Об этом расскажет тот, кто остался жив.

Кто не остался, молчит – вот что досадно.


Их имена, Господи, Ты веси,

сколько песчинок, нам ли их счесть, с размаху

мокрой рукой шлепнет прибой на весы.

В белом кафе ударник рванет рубаху.


В белом кафе на пляже идет гудьба.

Мальчик громит марсиан в упоении грозном.

Вилкой по водке писано: ЖИЗНЬ И СУДЬБА —

пишет в углу подвыпивший мелкий Гроссман.


Третью неделю пьет отпускник, пьет,

видно, он вьет, завивает веревочкой горе.

Бьет барабан. Бьет барабан. Бьет.

Море и смерть. Море и смерть. Море.

6. С собой на память

В. Казаку

Что я вспомню из этих дней и трудов —

с колоколен Кельна воскресную тишь,

некоторое количество немецких городов,

высокое качество остроконечных крыш,

одиночество, одиночество, одиночество, один

день за другим одиноким днем,

наблюдение за почтальоном из-за гардин,

почтовый ящик с рекламкой в нем,

превращение Америки в слово «домой»,

воркотню Би-Би-Си с новостями дня,

отсутствие океана между мной

и местом, где нет меня.

Март-август 1984

Тринадцать русских

Стоит позволить ресницам закрыться,

и поползут из-под сна-кожуха

кривые карлицы нашей кириллицы,

жуковатые буквы ж, х.


Воздуху! – как объяснить им попроще,

нечисть счищая с плеча и хлеща

веткой себя, – и вот ты уже в роще,

в жуткой чащобе ц, ч, ш, щ.


Встретишь в берлоге единоверца,

не разберешь – человек или зверь.

«Е-ё-ю-я», – изъясняется сердце,

а вырывается: «ъ, ы, ъ».


Видно, монахи не так разрезали

азбуку: за буквами тянется тень.

И отражается в озере-езере,

осенью-есенью,

олень-елень.

Бахтин в Саранске

Капуцинов трескучие четки.

Сарацинов тягучие танцы.

Грубый гогот гог и магог.


«М. Бахтин, – говорили саранцы,

с отвращением глядя в зачетки, —

не ахти какой педагог».


Хотя не был Бахтин суевером,

но он знал, что в костюмчике сером

не студентик зундит, дьяволок:


«На тебя в деканате телега,

а пока вот тебе alter ego —

с этим городом твой диалог».


Мировая столица трахомы.

Обжитые клопами хоромы.

Две-три фабрички.
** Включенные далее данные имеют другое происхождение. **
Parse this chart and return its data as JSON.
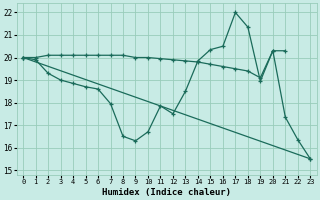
{
  "xlabel": "Humidex (Indice chaleur)",
  "bg_color": "#c8ebe5",
  "grid_color": "#99ccbb",
  "line_color": "#1a6b5a",
  "xlim": [
    -0.5,
    23.5
  ],
  "ylim": [
    14.8,
    22.4
  ],
  "xticks": [
    0,
    1,
    2,
    3,
    4,
    5,
    6,
    7,
    8,
    9,
    10,
    11,
    12,
    13,
    14,
    15,
    16,
    17,
    18,
    19,
    20,
    21,
    22,
    23
  ],
  "yticks": [
    15,
    16,
    17,
    18,
    19,
    20,
    21,
    22
  ],
  "line1_x": [
    0,
    1,
    2,
    3,
    4,
    5,
    6,
    7,
    8,
    9,
    10,
    11,
    12,
    13,
    14,
    15,
    16,
    17,
    18,
    19,
    20,
    21
  ],
  "line1_y": [
    20.0,
    20.0,
    20.1,
    20.1,
    20.1,
    20.1,
    20.1,
    20.1,
    20.1,
    20.0,
    20.0,
    19.95,
    19.9,
    19.85,
    19.8,
    19.7,
    19.6,
    19.5,
    19.4,
    19.1,
    20.3,
    20.3
  ],
  "line2_x": [
    0,
    1,
    2,
    3,
    4,
    5,
    6,
    7,
    8,
    9,
    10,
    11,
    12,
    13,
    14,
    15,
    16,
    17,
    18,
    19,
    20,
    21,
    22,
    23
  ],
  "line2_y": [
    20.0,
    19.9,
    19.3,
    19.0,
    18.85,
    18.7,
    18.6,
    17.95,
    16.5,
    16.3,
    16.7,
    17.85,
    17.5,
    18.5,
    19.85,
    20.35,
    20.5,
    22.0,
    21.35,
    18.95,
    20.3,
    17.35,
    16.35,
    15.5
  ],
  "line3_x": [
    0,
    23
  ],
  "line3_y": [
    20.0,
    15.5
  ]
}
Химкомбинат.


Здесь пузатая мелочь и сволочь

выпускает кислоты и щелочь,

рахитичных разводит щенят.


Здесь от храма распятого Бога

только щебня осталось немного.

В заалтарьи бурьян и пырей.


Старый ктитор в тоске и запое

возникает, как клитор, в пробое

никуда не ведущих дверей.


Вдоволь здесь погноили картошки,

книг порвали, икон попалили,

походили сюда за нуждой.


Тем вернее из гнили и пыли,

угольков и протлевшей ветошки

образуется здесь перегной.


Свято место не может быть пусто.

Распадаясь, уста златоуста

обращаются в чистый компост.


И протлевшие мертвые зерна

возрождаются там чудотворно,

и росток отправляется в рост.


Непонятный восторг переполнил

Бахтина, и профессор припомнил,

как в дурашливом давешнем сне


Голосовкер стоял с коромыслом.

И внезапно повеяло смыслом

в суете, мельтешеньи, возне.


Все сошлось – этот город мордовский.

Глупый пенис, торчащий морковкой.

И звезда. И вселенная вся.


И от глаз разбегались морщины.

А у двери толкались мордвины,

пересдачи зачета прося.

Истолкование Целкова

Ворс веревки и воск свечи.

Над лицом воздвижение зада.

Остальное – поди различи

среди пламени, мрака и чада.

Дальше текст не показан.